Jason Wong was diagnosed with cancer and Chronic Obstructive Pulmonary Disease at the exact same time the cuts were introduced. He was directly affected by the slashed services.

Despite the cuts, Susan Wong said that the most “scarring” experience of it all was how her father was treated by CBSA officers when she was around 15 years old.

“My parents didn’t speak English and they dragged my dad out of our house,” she said. “This guy shoved my mom so hard she had fallen and my dad was literally gripping to the sides of the apartment door.” Her father did not have shoes on, so she hesitantly threw him a pair when the officers separated them.

He has since been forced to report to the CBSA once a month but has been granted a more lenient timeframe of once every three months since he was diagnosed with fatal diseases.

As the Wong family are already considered low-income, Susan has to work extra hard to keep her father alive.

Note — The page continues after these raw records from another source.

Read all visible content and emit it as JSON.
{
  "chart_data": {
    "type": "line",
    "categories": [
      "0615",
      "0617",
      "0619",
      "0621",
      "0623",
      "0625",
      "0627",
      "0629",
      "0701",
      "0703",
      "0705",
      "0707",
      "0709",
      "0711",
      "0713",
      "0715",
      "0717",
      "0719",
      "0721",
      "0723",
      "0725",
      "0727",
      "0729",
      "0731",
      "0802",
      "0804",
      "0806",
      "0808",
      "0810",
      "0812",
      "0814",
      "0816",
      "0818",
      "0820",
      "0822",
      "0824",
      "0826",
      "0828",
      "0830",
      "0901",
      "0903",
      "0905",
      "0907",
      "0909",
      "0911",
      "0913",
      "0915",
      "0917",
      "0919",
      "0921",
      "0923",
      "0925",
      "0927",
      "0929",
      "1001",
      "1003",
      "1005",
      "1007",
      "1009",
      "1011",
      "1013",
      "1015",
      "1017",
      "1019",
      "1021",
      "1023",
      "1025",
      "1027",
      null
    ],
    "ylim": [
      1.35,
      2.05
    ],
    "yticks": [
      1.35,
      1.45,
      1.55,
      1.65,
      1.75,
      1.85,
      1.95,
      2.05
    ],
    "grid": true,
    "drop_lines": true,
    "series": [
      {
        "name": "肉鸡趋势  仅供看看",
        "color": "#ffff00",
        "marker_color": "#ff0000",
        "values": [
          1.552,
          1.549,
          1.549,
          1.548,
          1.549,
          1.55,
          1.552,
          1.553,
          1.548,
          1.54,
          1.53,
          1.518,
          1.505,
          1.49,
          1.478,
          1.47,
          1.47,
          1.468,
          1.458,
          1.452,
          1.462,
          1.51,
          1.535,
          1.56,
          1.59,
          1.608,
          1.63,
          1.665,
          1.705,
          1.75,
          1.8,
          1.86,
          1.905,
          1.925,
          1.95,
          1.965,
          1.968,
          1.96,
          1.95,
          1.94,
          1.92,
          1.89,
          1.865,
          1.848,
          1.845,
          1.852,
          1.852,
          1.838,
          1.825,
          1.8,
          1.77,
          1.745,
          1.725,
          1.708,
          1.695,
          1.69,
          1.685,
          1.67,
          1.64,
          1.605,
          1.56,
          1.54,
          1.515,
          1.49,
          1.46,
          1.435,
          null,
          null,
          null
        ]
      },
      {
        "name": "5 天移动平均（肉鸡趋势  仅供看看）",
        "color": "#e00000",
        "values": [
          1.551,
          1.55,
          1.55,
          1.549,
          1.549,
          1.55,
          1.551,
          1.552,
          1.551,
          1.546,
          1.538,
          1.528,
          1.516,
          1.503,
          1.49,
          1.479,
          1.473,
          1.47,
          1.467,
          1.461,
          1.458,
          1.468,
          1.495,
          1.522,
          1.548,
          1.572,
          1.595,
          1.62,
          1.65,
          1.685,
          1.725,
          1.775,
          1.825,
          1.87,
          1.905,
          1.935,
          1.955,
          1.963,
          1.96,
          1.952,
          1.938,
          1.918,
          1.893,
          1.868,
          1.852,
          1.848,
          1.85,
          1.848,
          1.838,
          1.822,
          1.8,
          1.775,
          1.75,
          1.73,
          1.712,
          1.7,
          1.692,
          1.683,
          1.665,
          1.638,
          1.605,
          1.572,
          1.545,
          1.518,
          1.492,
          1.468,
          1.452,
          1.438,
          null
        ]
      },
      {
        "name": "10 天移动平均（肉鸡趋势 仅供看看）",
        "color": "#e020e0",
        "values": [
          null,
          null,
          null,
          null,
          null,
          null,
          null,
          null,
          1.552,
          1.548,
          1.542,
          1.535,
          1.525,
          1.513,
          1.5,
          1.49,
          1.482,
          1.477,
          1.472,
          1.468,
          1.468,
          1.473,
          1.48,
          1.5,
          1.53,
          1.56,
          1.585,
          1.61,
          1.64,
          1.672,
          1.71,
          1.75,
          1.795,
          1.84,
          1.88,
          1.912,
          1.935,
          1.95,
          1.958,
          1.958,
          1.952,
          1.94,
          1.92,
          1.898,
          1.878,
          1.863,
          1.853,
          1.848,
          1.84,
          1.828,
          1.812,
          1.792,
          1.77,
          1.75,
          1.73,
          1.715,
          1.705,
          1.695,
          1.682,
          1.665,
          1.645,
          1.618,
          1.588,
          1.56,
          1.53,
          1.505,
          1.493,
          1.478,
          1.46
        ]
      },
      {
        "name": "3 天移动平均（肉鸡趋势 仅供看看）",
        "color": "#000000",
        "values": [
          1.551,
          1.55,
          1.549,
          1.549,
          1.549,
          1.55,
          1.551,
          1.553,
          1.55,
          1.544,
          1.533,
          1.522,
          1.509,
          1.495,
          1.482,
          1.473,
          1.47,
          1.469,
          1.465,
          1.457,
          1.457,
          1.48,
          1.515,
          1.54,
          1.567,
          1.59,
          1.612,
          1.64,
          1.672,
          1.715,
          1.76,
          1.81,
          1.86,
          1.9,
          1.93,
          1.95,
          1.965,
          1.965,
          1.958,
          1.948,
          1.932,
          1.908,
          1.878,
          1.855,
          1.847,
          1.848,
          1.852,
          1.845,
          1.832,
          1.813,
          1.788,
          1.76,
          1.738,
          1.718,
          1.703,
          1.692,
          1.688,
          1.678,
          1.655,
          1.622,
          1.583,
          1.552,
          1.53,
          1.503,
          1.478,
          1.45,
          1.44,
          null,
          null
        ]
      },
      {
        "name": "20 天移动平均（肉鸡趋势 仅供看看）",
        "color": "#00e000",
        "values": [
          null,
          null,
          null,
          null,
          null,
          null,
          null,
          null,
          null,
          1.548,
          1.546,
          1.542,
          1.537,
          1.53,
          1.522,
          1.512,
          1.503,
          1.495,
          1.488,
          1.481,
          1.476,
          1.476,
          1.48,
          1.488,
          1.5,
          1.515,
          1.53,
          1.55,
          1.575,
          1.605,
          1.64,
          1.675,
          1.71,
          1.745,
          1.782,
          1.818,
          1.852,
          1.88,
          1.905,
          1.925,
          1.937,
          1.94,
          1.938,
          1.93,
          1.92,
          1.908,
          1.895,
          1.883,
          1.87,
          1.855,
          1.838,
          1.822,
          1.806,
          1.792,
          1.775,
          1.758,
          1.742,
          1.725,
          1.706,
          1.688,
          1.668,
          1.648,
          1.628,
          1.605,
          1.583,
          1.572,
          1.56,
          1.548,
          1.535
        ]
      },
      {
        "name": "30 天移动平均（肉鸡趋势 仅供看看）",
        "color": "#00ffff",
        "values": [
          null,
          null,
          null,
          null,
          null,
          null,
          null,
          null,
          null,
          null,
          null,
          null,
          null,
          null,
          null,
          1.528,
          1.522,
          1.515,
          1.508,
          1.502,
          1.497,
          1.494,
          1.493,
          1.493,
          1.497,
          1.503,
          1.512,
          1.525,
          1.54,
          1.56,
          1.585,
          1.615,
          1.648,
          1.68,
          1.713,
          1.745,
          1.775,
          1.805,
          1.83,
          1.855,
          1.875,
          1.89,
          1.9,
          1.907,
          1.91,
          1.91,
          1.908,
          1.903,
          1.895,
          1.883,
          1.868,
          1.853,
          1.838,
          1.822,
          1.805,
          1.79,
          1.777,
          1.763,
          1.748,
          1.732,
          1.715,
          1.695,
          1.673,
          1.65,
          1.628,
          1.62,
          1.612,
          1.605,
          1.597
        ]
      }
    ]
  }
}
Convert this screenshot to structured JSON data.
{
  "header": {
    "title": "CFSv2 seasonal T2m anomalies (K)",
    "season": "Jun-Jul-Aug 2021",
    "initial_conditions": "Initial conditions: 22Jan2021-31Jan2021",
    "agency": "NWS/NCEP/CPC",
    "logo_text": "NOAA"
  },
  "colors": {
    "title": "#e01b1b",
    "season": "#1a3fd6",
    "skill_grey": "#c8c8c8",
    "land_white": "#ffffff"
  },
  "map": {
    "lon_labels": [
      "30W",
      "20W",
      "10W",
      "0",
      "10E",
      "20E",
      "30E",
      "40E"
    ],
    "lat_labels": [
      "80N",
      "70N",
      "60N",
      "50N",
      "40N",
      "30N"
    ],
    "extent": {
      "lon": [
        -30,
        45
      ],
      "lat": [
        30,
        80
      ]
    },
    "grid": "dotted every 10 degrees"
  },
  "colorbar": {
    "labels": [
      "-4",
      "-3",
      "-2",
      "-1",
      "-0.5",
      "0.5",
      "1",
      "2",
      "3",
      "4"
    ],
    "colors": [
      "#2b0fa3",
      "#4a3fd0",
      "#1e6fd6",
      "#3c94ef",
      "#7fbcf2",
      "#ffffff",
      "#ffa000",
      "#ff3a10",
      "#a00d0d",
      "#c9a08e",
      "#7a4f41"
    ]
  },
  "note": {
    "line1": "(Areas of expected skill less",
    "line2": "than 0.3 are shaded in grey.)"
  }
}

He has only recently been granted a legal work permit, after almost three decades of residing in Vancouver, with the help of No One Is Illegal and the Wong’s local MP, Peter Julian.

Asked what she would say to Jason Kenney given the chance, Wong sighed, paused and swallowed some tears.

“I would tell him that he’s… made my family’s life a living hell,” she said.

Minister Kenney did not respond to requests for comments on this article.